« Pro-tajrīḥ », « mise en gardiste », « madkhalī » : l’arme des mumayyiʿ contre les salafis

 

« Allah n’a jamais encouragé les serviteurs à une chose sans que Shayṭān ne vienne y semer deux pièges. Il ne se soucie pas duquel il emporte la victoire : soit l’exagération, soit la négligence. »(1)

Cette parole concise et pénétrante de Makhlad ibn al-Ḥusayn – qu’Allāh lui fasse miséricorde – résume avec justesse l’époque troublée que nous traversons : une époque où la rectitude est assimilée à de la dureté, la fermeté à de l’exagération, et la fidélité aux fondements salafīs à un extrémisme à fuir.

Aujourd’hui, certains – prétendant dénoncer les abus dans l’usage des mises en garde ou l’injustice de certaines positions – ont fini par fuir ce terrain tout entier. Rebutés par les excès d’un bord, ils ont plongé dans l’excès opposé : le tamyīʿ(2), un relâchement profond et méthodologique, qui les a conduits à rejeter globalement les mises en garde — jusqu’à transformer cette posture en une nouvelle forme de mise en garde… contre ceux qui en font.

Il ne s’agit nullement ici de nier les erreurs que certains ont pu commettre dans ce domaine, ni de justifier une dureté injuste. Mais il s’agit de dénoncer le fléau inverse, tout aussi néfaste : cette mollesse intellectuelle et doctrinale qui affaiblit la clarté au nom d’une prétendue sagesse, et qui transforme la rigueur en faute.

Désormais, quiconque corrige une erreur avec méthode, réfute une déviation manifeste ou met en garde contre un innovateur notoire, se retrouve aussitôt étiqueté : pro-tajrīḥ, madkhalī, mise en gardiste, etc. Et ces accusations ne viennent pas des adversaires déclarés de la Sunnah, mais de ceux qui s’en revendiquent.

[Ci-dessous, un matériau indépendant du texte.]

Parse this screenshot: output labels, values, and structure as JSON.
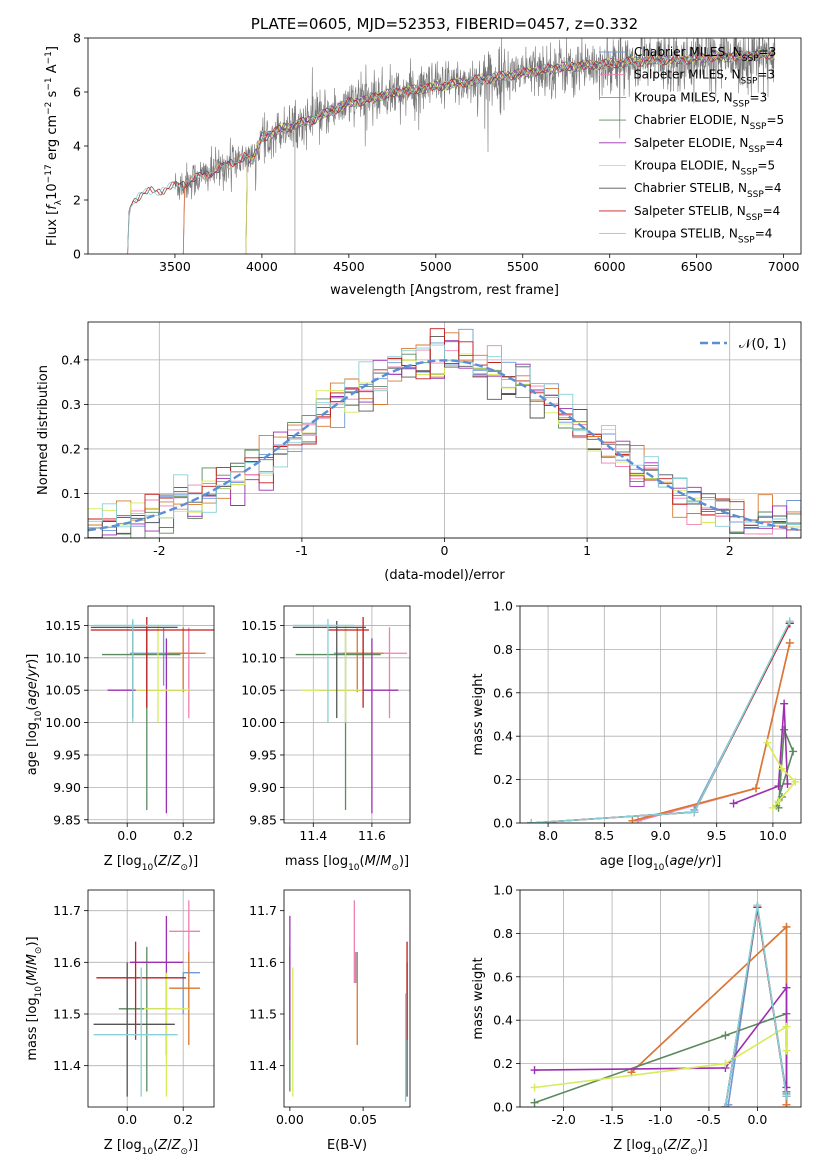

Or ces critiques ne sont pas les garants du juste milieu qu’ils prétendent incarner. Ils sont souvent les artisans d’un brouillage des repères, où la fermeté devient suspecte, la clarté marginalisée, et la loyauté envers la voie des Salaf al-Ṣāliḥ caricaturée.

Il convient de le préciser d’emblée : cet article n’a pas pour but de défendre une mise en garde en particulier, ni de prendre position dans une polémique nommée. Il vise à alerter sur un mal silencieux mais croissant : le tamyīʿ, ce poison méthodologique qui affaiblit la daʿwah salafiyyah, sape ses fondements et désoriente ceux qui s’en réclament. Ce phénomène touche aujourd’hui un nombre inquiétant de jeunes, y compris parmi les prétendants à la vérité, à la prédication ou à l’enseignement. Ils fuient la clarté, rejettent la fermeté, et finissent par douter de la rigueur même du manhaj salafī.

Ce modeste article a donc pour objectif – avec l’aide d’Allah – d’exposer la nature insidieuse du tamyīʿ, ses causes profondes et ses effets délétères. Il s’agit de défendre les fondements de la méthodologie prophétique, celle des gens de la Sunnah, dans leur vérité, leur équilibre et leur transparence.

 

Le tamyīʿ :  un mal déguisé en sagesse

Pour comprendre la gravité du tamyīʿ et mesurer l’étendue de ses ravages, il faut commencer par en identifier les racines. Car cette déviation n’est pas apparue subitement ni sans cause. Elle est le fruit d’un climat intellectuel et spirituel où la mollesse a été érigée en sagesse, et où la prudence – mal comprise – a fini par étouffer la clarté.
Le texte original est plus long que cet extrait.